There are a lot of other improvements in the app and a big new area is Evernote Business, which is designed for, you guessed it, companies and organizations to use collaboratively. I don’t use it myself so that doesn’t enter into my calculus for why this is one of the best app updates of 2012.

Evernote is free to download and use. A premium account is $45 per year and gets you more file types that you can upload and larger upload quotas.

Evernote Food 2.0

Evernote Food Another Evernote product is Evernote Food. No surprise, I love food, both cooking it and eating it. And I’m obviously not alone to judge by all the food blogs and photos of dimly lit restaurant entrées posted to Instagram and Facebook.

The idea behind Evernote Food is that it helps you document the food-related parts of your life, whether it’s a meal you cooked yourself or an outing to a restaurant or food-related business. The first version of Evernote Food was just okay at this, but version 2 goes much further to add an element of food and recipe discovery, especially in the iPad version.

It offers four sections now: My Meals, in which you document meals with location, photos, and captions; Restaurants, which lets you find food business around your current or another location; My Cookbook, which uses some intelligence to sift through your full Evernote account for food-related articles you’ve saved; and Explore Recipes, which offers up recipes from a panoply of food blogs.

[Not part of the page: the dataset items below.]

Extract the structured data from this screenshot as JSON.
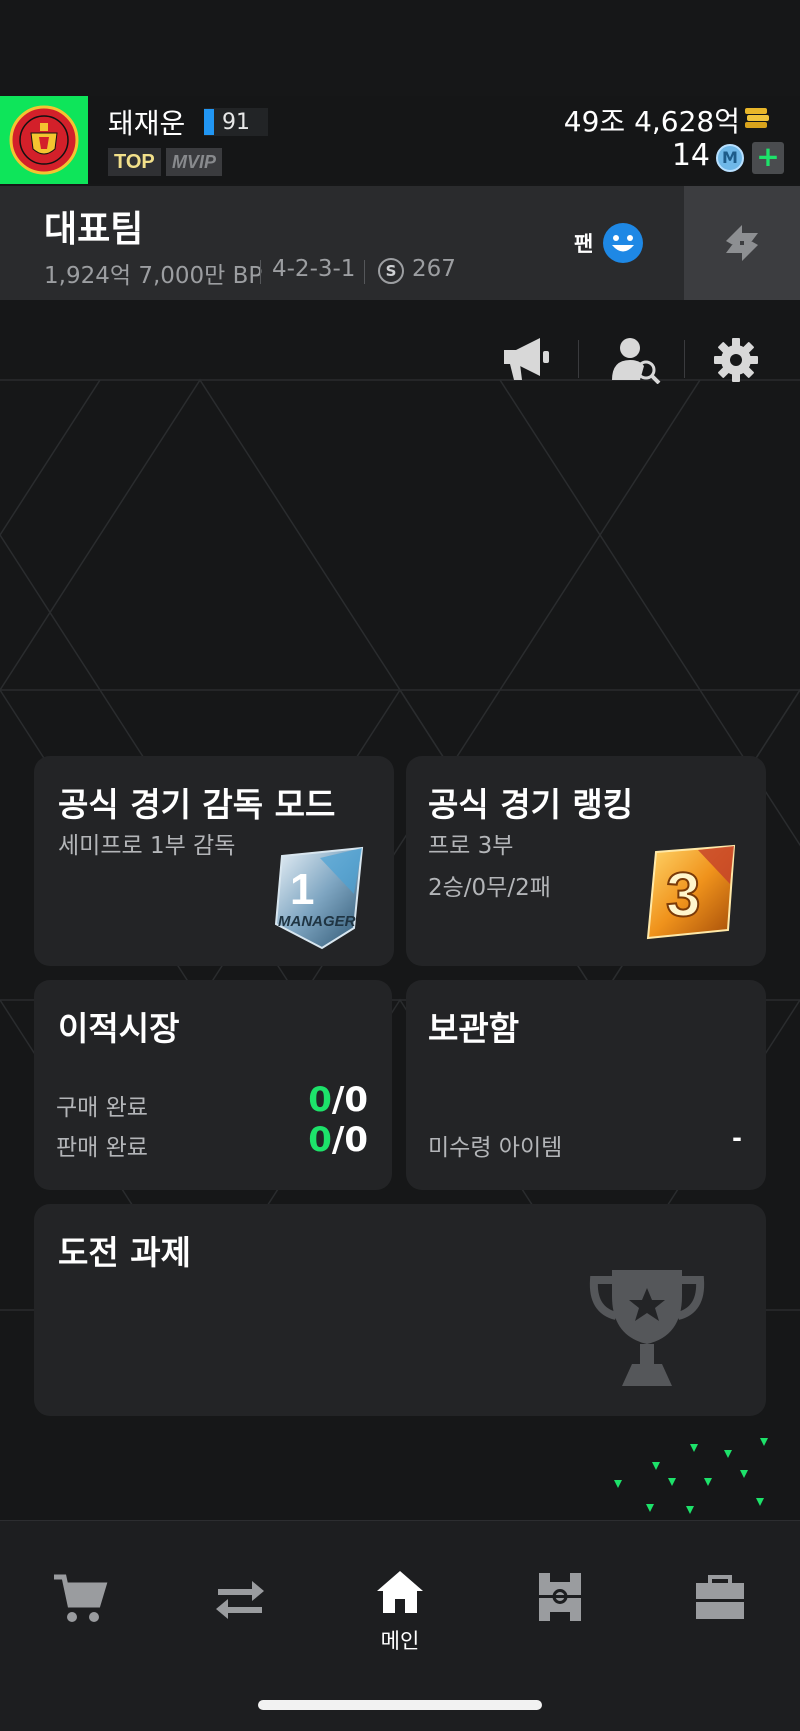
{
  "header": {
    "nickname": "돼재운",
    "level": "91",
    "badge_top": "TOP",
    "badge_vip": "VIP",
    "gold": "49조 4,628억",
    "mcoin": "14",
    "mcoin_symbol": "M",
    "add_label": "+"
  },
  "team": {
    "title": "대표팀",
    "bp": "1,924억 7,000만 BP",
    "formation": "4-2-3-1",
    "salary_symbol": "S",
    "salary": "267",
    "fan_label": "팬"
  },
  "cards": {
    "manager_mode": {
      "title": "공식 경기 감독 모드",
      "division": "세미프로 1부 감독",
      "emblem_number": "1",
      "emblem_text": "MANAGER"
    },
    "ranking": {
      "title": "공식 경기 랭킹",
      "division": "프로 3부",
      "record": "2승/0무/2패",
      "emblem_number": "3"
    },
    "transfer": {
      "title": "이적시장",
      "buy_label": "구매 완료",
      "buy_done": "0",
      "buy_total": "/0",
      "sell_label": "판매 완료",
      "sell_done": "0",
      "sell_total": "/0"
    },
    "storage": {
      "title": "보관함",
      "unclaimed_label": "미수령 아이템",
      "unclaimed_value": "-"
    },
    "challenge": {
      "title": "도전 과제"
    }
  },
  "nav": {
    "items": [
      {
        "icon": "cart-icon",
        "label": ""
      },
      {
        "icon": "transfer-arrows-icon",
        "label": ""
      },
      {
        "icon": "home-icon",
        "label": "메인"
      },
      {
        "icon": "pitch-icon",
        "label": ""
      },
      {
        "icon": "briefcase-icon",
        "label": ""
      }
    ]
  },
  "colors": {
    "accent_green": "#1de26a",
    "crest_bg": "#0ee55a",
    "card_bg": "#232426",
    "team_bar_bg": "#2a2b2d"
  }
}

The Restaurants section is powered by Foursquare and it will show either places you’ve saved in Evernote already, places you’ve documented in My Meals, or places you search for based on a keyword and location. Once you’ve found a place, you can call up details and save it to your Evernote. Of course, being powered by Foursquare, the reliability is subject to the overall reliability of Foursquare’s database. I found several outdated or inaccurate listings in my small hometown.

However, the sections I use the most–after the somewhat foodie self-centered My Meals–are Explore Recipes and My Cookbook. I’d saved some recipes in Evernote in the past, but not too many only because we have a dedicated recipe program that we use on our kitchen Mac called MacGourmet. But with this easy discovery through this app, I can see adding many more recipes here through a quick clip from my web browser as I come across them. And Explore Recipes is a fun glimpse at an interesting an eclectic mix of recipes that you won’t find in any established cooking magazine.

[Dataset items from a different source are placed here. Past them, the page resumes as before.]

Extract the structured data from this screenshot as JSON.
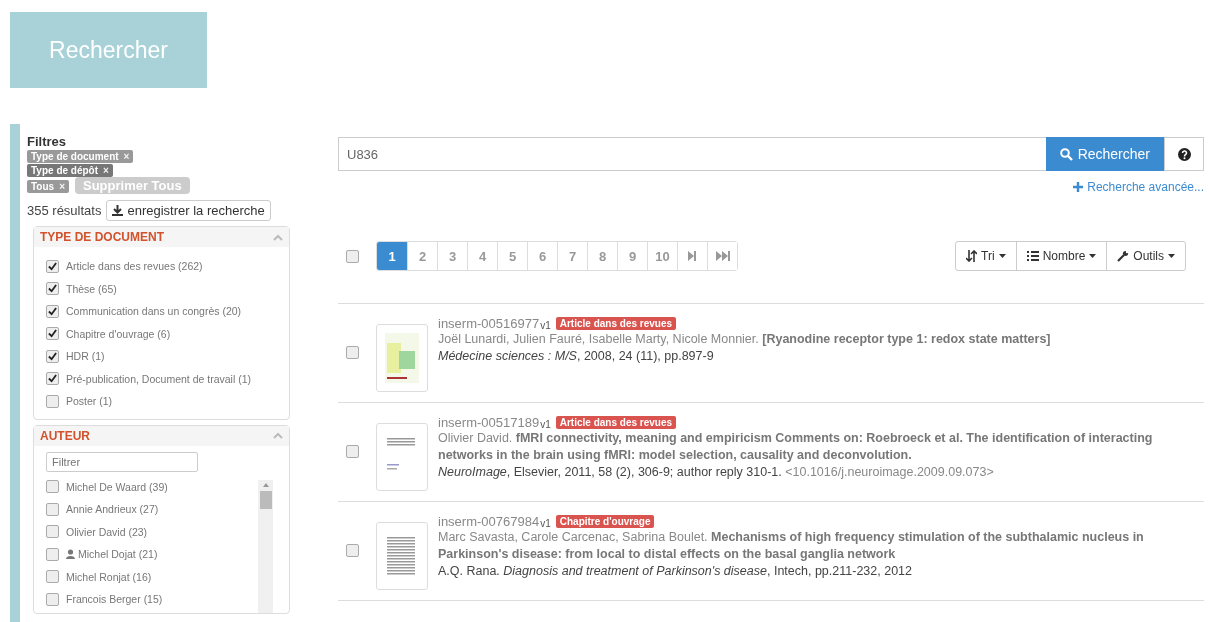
{
  "header": {
    "title": "Rechercher"
  },
  "filters": {
    "title": "Filtres",
    "tags": [
      {
        "label": "Type de document",
        "close": "×",
        "kind": "light"
      },
      {
        "label": "Type de dépôt",
        "close": "×",
        "kind": "dark"
      },
      {
        "label": "Tous",
        "close": "×",
        "kind": "light"
      }
    ],
    "clear_all": "Supprimer Tous",
    "result_count": "355 résultats",
    "save_search": "enregistrer la recherche"
  },
  "facets": [
    {
      "title": "TYPE DE DOCUMENT",
      "expanded": true,
      "items": [
        {
          "label": "Article dans des revues",
          "count": "(262)",
          "checked": true
        },
        {
          "label": "Thèse",
          "count": "(65)",
          "checked": true
        },
        {
          "label": "Communication dans un congrès",
          "count": "(20)",
          "checked": true
        },
        {
          "label": "Chapitre d'ouvrage",
          "count": "(6)",
          "checked": true
        },
        {
          "label": "HDR",
          "count": "(1)",
          "checked": true
        },
        {
          "label": "Pré-publication, Document de travail",
          "count": "(1)",
          "checked": true
        },
        {
          "label": "Poster",
          "count": "(1)",
          "checked": false
        }
      ]
    },
    {
      "title": "AUTEUR",
      "expanded": true,
      "filter_placeholder": "Filtrer",
      "items": [
        {
          "label": "Michel De Waard",
          "count": "(39)",
          "checked": false,
          "profile": false
        },
        {
          "label": "Annie Andrieux",
          "count": "(27)",
          "checked": false,
          "profile": false
        },
        {
          "label": "Olivier David",
          "count": "(23)",
          "checked": false,
          "profile": false
        },
        {
          "label": "Michel Dojat",
          "count": "(21)",
          "checked": false,
          "profile": true
        },
        {
          "label": "Michel Ronjat",
          "count": "(16)",
          "checked": false,
          "profile": false
        },
        {
          "label": "Francois Berger",
          "count": "(15)",
          "checked": false,
          "profile": false
        }
      ]
    }
  ],
  "search": {
    "value": "U836",
    "button": "Rechercher",
    "advanced": "Recherche avancée..."
  },
  "select_all": {
    "checked": false
  },
  "pagination": [
    {
      "label": "1",
      "kind": "page",
      "selected": true
    },
    {
      "label": "2",
      "kind": "page",
      "selected": false
    },
    {
      "label": "3",
      "kind": "page",
      "selected": false
    },
    {
      "label": "4",
      "kind": "page",
      "selected": false
    },
    {
      "label": "5",
      "kind": "page",
      "selected": false
    },
    {
      "label": "6",
      "kind": "page",
      "selected": false
    },
    {
      "label": "7",
      "kind": "page",
      "selected": false
    },
    {
      "label": "8",
      "kind": "page",
      "selected": false
    },
    {
      "label": "9",
      "kind": "page",
      "selected": false
    },
    {
      "label": "10",
      "kind": "page",
      "selected": false
    },
    {
      "kind": "next",
      "selected": false
    },
    {
      "kind": "last",
      "selected": false
    }
  ],
  "tools": [
    {
      "label": "Tri",
      "kind": "sort"
    },
    {
      "label": "Nombre",
      "kind": "list"
    },
    {
      "label": "Outils",
      "kind": "wrench"
    }
  ],
  "results": [
    {
      "id": "inserm-00516977",
      "version": "v1",
      "type": "Article dans des revues",
      "checked": false,
      "line1": "Joël Lunardi, Julien Fauré, Isabelle Marty, Nicole Monnier. **[Ryanodine receptor type 1: redox state matters]**",
      "line2": "*Médecine sciences : M/S*, 2008, 24 (11), pp.897-9",
      "kind": "color"
    },
    {
      "id": "inserm-00517189",
      "version": "v1",
      "type": "Article dans des revues",
      "checked": false,
      "line1": "Olivier David. **fMRI connectivity, meaning and empiricism Comments on: Roebroeck et al. The identification of interacting networks in the brain using fMRI: model selection, causality and deconvolution.**",
      "line2": "*NeuroImage*, Elsevier, 2011, 58 (2), 306-9; author reply 310-1.",
      "doi": "<10.1016/j.neuroimage.2009.09.073>",
      "kind": "sparse"
    },
    {
      "id": "inserm-00767984",
      "version": "v1",
      "type": "Chapitre d'ouvrage",
      "checked": false,
      "line1": "Marc Savasta, Carole Carcenac, Sabrina Boulet. **Mechanisms of high frequency stimulation of the subthalamic nucleus in Parkinson's disease: from local to distal effects on the basal ganglia network**",
      "line2": "A.Q. Rana. *Diagnosis and treatment of Parkinson's disease*, Intech, pp.211-232, 2012",
      "kind": "dense"
    }
  ]
}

Evernote Food is free to download and use.

Flickr for iPhone

Flickr for iPhoneI’ve been a Flickr user for a number of years and I’ve been a paid user since 2006. Similarly, Melanie has been a paid Flickr user for almost as long as she’s had her blog. The service’s strengths are in the ability to organize your photos and to use it as a way to host images for a website. (Melanie uses it this way.)

Unfortunately, with all the turmoil within parent company Yahoo in recent years, Flickr has been somewhat neglected and hasn’t kept pace with other similar services. And even though they’ve had an iPhone app for a few years, it was pretty bad and I never used it.

That all seems to be changing. The new Flickr app for iPhone came out in December, fortuitously, just as Instagram was alienating its user base, and it’s good enough to bring me back to using it instead of Instagram.

For one thing, the app excels at taking photos now and while it offers the now ubiquitous silly “artistic” filters, they are easily ignored. Where Flickr is an improvement over Instagram is that it doesn’t force me to crop all my photos as a square. Plus the presentation of photos is far prettier and user friendly and I can set up sets and collections and manage privacy in a granular way. Yet like Instagram, I can choose to share my photos to Facebook, Twitter, and a Tumblr account.

Of course, another reason for my immediate switch to using Flickr–maybe even the best reason–has to do with the old adage that if you’re not paying for a service, you’re not the customer, you’re the product being sold. Since I have the option of paying for a Flickr account (and do), I have more confidence that Yahoo won’t try to monetize me and my photos through onerous privacy-stripping means, unlike Instagram which provides no mechanism for me to truly opt-out.

The Flickr app is free, but only comes in an iPhone version at this time.